Pain is a central experience of most higher organisms. Despite its useful character as a warning symptom, that indicates tissue damage, it may become an independent disease on its own, when pain becomes chronic even in the absence of injury. Despite long-lasting efforts of investigation it still poses an unsolved problem in modern medicine.
The spinal cord dorsal horn, particularly laminae I and II of the spinal cord grey matter, is an important modulatory site of incoming nociceptive information to the central nervous system (CNS). Here, incoming nociceptive fibres relay onto second order neurons that further propagate the sensory information to the brain, where pain sensation is evoked and linked to emotional and autonomic regulatory brain regions.
But at that crucial step of pain processing, neuronal information is not simply propagated, but rather modulated by numerous mechanisms that either enhance or weaken the strength of the incoming signal. Among others, such as synaptic long term potentiation, descending inhibition, etc., spinal inhibitory interneurons play a pivotal role in that process. There is plenty of evidence from literature that a malfunction of this important regulatory system may cause exaggerated pain states as seen in patients with neuropathic pain. However, the underlying cellular mechanisms are yet not fully understood.
In the spinal cord dorsal horn, GABAergic neurons cannot be identified by simple inspection. Here we took advantage in the use of transgenic mice expressing EGFP in their spinal GABAergic inhibitory neurons. This allowed us to identify inhibitory spinal neurons via epifluorescence microscopy. Chronic constriction injury (CCI) was used as a model of peripheral neuropathy. Group comparisons between CCI-treated and sham-operated animals were performed. We asked the question, if the excitatory synaptic input to spinal GABAergic inhibitory neurons was impaired in neuropathy. In CCI-treated mice we found a significant reduction of excitatory drive towards these neurons indicated by a reduced frequency of miniature excitatory postsynaptic currents (mEPSCs). When introducing the Ca2+ chelator BAPTA intracellularly mEPSC-frequencies returned to normal indicating that this phenomenon was induced postsynaptically in GABAergic neurons via a rise of intracellular Ca2+ concentration.

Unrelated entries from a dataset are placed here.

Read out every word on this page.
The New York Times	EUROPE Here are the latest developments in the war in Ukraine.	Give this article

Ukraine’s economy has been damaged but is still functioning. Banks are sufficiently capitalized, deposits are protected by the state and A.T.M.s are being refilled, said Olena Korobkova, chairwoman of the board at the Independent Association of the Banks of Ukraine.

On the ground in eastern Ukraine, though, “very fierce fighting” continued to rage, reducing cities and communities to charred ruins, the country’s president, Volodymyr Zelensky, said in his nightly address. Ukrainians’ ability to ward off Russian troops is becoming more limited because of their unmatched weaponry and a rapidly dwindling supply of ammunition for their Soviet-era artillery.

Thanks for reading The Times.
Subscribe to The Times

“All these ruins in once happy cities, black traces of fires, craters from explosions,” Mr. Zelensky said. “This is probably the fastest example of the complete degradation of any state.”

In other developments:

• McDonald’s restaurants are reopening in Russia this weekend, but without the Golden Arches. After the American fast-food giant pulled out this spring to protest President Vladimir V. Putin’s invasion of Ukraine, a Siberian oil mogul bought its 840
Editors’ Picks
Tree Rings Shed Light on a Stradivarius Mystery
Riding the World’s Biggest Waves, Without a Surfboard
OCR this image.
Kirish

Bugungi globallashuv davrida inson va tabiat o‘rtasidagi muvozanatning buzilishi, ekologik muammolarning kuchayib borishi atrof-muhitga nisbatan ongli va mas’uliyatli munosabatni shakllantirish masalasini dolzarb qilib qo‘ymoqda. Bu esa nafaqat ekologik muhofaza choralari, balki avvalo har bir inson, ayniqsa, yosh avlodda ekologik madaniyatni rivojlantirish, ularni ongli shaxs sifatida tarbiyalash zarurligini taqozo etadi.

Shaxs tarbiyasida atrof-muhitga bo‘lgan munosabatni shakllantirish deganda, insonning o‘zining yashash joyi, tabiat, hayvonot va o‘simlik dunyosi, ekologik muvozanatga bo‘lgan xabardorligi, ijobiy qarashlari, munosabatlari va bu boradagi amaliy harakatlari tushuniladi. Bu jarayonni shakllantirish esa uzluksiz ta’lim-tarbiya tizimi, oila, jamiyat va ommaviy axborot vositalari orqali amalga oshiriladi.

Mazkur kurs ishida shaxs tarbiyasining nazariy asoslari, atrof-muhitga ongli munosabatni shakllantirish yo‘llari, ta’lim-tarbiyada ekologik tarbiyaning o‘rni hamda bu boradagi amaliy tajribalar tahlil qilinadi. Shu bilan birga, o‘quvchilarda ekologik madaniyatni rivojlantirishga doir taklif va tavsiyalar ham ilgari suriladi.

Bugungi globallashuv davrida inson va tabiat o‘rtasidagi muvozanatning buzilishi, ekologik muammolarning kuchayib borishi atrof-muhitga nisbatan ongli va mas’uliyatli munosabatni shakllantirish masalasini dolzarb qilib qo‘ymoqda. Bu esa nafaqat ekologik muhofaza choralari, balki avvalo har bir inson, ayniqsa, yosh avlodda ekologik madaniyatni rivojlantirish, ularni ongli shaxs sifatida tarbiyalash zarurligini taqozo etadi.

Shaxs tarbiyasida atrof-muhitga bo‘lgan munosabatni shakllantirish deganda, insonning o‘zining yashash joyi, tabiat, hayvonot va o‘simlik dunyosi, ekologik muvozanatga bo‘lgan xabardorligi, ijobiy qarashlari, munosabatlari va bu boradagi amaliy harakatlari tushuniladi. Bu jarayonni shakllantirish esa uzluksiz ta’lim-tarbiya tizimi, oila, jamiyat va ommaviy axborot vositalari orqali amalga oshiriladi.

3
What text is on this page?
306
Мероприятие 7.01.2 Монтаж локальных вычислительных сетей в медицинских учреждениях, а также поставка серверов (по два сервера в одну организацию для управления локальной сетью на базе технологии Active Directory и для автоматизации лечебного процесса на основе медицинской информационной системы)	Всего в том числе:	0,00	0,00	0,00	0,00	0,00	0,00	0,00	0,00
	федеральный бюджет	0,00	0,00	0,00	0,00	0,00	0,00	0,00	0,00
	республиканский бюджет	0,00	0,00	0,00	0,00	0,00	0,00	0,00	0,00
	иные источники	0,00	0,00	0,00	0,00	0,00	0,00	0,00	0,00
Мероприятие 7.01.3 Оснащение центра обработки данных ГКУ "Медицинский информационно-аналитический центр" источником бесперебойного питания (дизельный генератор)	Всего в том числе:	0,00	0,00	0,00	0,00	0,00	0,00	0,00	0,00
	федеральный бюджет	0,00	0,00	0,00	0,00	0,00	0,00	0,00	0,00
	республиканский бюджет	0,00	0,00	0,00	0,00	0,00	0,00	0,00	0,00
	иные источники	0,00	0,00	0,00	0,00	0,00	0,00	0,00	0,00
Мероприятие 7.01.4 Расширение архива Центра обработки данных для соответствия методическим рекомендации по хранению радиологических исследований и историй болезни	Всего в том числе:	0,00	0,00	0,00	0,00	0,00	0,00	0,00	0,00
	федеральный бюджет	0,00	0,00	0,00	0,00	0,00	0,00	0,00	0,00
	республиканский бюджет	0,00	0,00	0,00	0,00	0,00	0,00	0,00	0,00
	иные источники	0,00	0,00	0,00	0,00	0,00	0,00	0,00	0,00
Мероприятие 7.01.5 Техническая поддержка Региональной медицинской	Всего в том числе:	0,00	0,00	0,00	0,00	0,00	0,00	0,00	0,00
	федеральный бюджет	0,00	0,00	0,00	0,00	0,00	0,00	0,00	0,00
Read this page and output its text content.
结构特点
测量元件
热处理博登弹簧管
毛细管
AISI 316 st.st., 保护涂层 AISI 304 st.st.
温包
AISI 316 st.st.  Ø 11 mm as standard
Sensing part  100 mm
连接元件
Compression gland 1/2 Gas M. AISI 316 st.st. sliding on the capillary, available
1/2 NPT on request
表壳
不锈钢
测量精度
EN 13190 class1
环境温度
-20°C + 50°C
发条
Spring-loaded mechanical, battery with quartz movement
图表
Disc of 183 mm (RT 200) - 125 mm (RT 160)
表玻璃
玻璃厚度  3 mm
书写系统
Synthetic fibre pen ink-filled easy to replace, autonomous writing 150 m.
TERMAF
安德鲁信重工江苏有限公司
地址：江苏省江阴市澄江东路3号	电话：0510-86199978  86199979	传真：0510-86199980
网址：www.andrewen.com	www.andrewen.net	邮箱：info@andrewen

Paired-pulse recordings from GABAergic neurons following electrical dorsal root stimulation revealed an increase of paired-pulse ratio recorded in neuropathic animals. This displays a reduced release probability of neurotransmitters. Again, intracellular introduction of BAPTA in GABAergic neurons led to a normalization of paired-pulse ratios. On the other hand, no morphological changes of GABAergic neurons and no change of excitatory synapse count on GABAergic neurons could be detected when neurons were imaged via two-photon laser-scanning microscopy and confocal microscopy.
These findings indicate that neuropathy induces postsynaptically a decrease of excitatory drive to inhibitory GABAergic neurons, which is expressed presynaptically. The retrograde signal responsible for this phenomenon remains unknown, since none of the tested molecules (endocannabinoids, nitric oxide, GABA, cannabinoid receptor blocker) proved to mimic or block that effect. Further on we show via immunohistochemical c-Fos detection that a reduced excitatory drive to GABAergic neurons correlates with less activation of these neurons.
In this study we revealed a mechanism that may (along with other neuroplasticity changes) be responsible for exaggerated pain states following neuronal damage in animals and perhaps also human patients.
Improvements in understanding the nature of how chronic pain diseases arise, elucidating their cellular and molecular mechanisms, may help to find new treatment strategies against chronic pain.